Most of the blokes are assholes I wouldn't date. The only one I'd trust is the one everyone says is bad news and that's Alex Karev, because at least he has an excuse and isn't masquerading as a nice guy. Plus, he is a really nice guy, just won't show anyone that. He's the one that picks Izzy up - literally - when she's paralyzed by the death of Danny, despite being mad at her for falling in love with someone else. He does try to unsympathetically fuck a virgin and is cruel about it, but it's Karev and everyone knows what he's like and weren't they warned?
It's okay, just get everyone in season 7 to admit it's all rather inappropriate. And let that be a lesson to anyone studying medicine. Don't bang each other at work. Oh and if you're a woman and you bang someone and your partner bangs someone whilst you're on a break, you have done a terrible thing and he is justified.

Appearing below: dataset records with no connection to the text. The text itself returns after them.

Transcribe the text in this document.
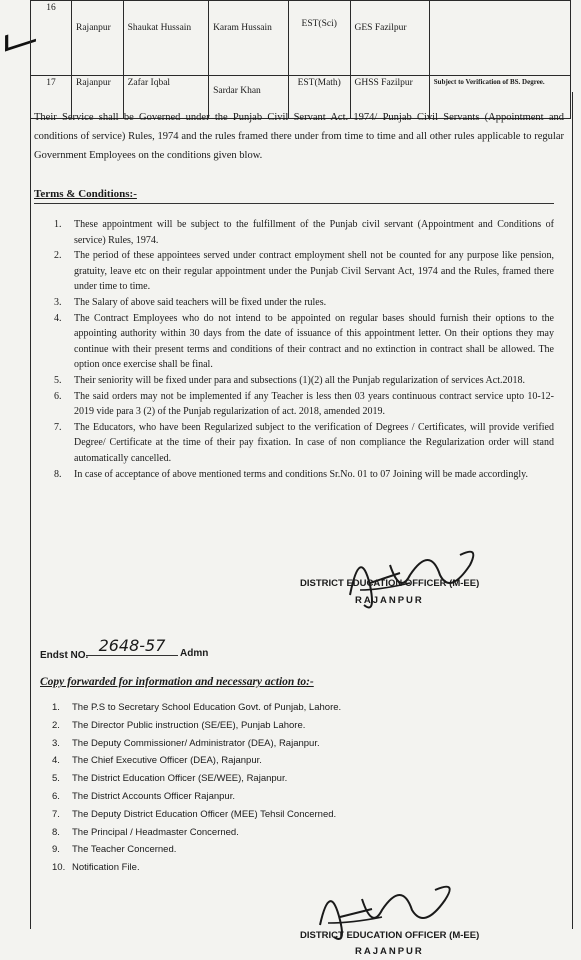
16	Rajanpur	Shaukat Hussain	Karam Hussain	EST(Sci)	GES Fazilpur	
17	Rajanpur	Zafar Iqbal	Sardar Khan	EST(Math)	GHSS Fazilpur	Subject to Verification of BS. Degree.

Their Service shall be Governed under the Punjab Civil Servant Act. 1974/ Punjab Civil Servants (Appointment and conditions of service) Rules, 1974 and the rules framed there under from time to time and all other rules applicable to regular Government Employees on the conditions given blow.

Terms & Conditions:-
1. These appointment will be subject to the fulfillment of the Punjab civil servant (Appointment and Conditions of service) Rules, 1974.
2. The period of these appointees served under contract employment shell not be counted for any purpose like pension, gratuity, leave etc on their regular appointment under the Punjab Civil Servant Act, 1974 and the Rules, framed there under time to time.
3. The Salary of above said teachers will be fixed under the rules.
4. The Contract Employees who do not intend to be appointed on regular bases should furnish their options to the appointing authority within 30 days from the date of issuance of this appointment letter. On their options they may continue with their present terms and conditions of their contract and no extinction in contract shall be allowed. The option once exercise shall be final.
5. Their seniority will be fixed under para and subsections (1)(2) all the Punjab regularization of services Act.2018.
6. The said orders may not be implemented if any Teacher is less then 03 years continuous contract service upto 10-12-2019 vide para 3 (2) of the Punjab regularization of act. 2018, amended 2019.
7. The Educators, who have been Regularized subject to the verification of Degrees / Certificates, will provide verified Degree/ Certificate at the time of their pay fixation. In case of non compliance the Regularization order will stand automatically cancelled.
8. In case of acceptance of above mentioned terms and conditions Sr.No. 01 to 07 Joining will be made accordingly.
DISTRICT EDUCATION OFFICER (M-EE)
RAJANPUR
Endst NO.
2648-57	Admn
Copy forwarded for information and necessary action to:-
1. The P.S to Secretary School Education Govt. of Punjab, Lahore.
2. The Director Public instruction (SE/EE), Punjab Lahore.
3. The Deputy Commissioner/ Administrator (DEA), Rajanpur.
4. The Chief Executive Officer (DEA), Rajanpur.
5. The District Education Officer (SE/WEE), Rajanpur.
6. The District Accounts Officer Rajanpur.
7. The Deputy District Education Officer (MEE) Tehsil Concerned.
8. The Principal / Headmaster Concerned.
9. The Teacher Concerned.
10. Notification File.
DISTRICT EDUCATION OFFICER (M-EE)
RAJANPUR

There's some sweet scenes which show just how far the actors have come to pull them off, like Sandra Oh (Kristina) holding a fish and crying because she feels joy at last and is now completely recovered from being held at gunpoint in surgery. Or the team laughing hysterically at George's funeral, because they're messed up surgeons no one understands and life is so tragic and crazy you may as well laugh in the face of it. In fact most of the really good moments belong to Kristina, whose character is my favourite next to Karev, mainly because they're both incapable of being real human beings because of their life trauma like Kristina's Dad dying in a car crash or Karevs whole family being utter nut jobs. Yet still, they're very excellent at their jobs and when they show they care in their odd ways, like Karev cradling a premmie baby all night against his bare chest (lucky baby) or Kristina having a breakdown from PTSD, you have to care about them too.
I've still got a few seasons to go and I know some major characters are going to die because I accidentally peeked. Don't tell me the details. I didn't think it'd be worth watching after Izzy left but here I am at the end of episode 7 and have many more episodes to half watch whilst I knit.
I've also just had a minor stroke realising they've just renewed it for another year, to a total of 22 seasons.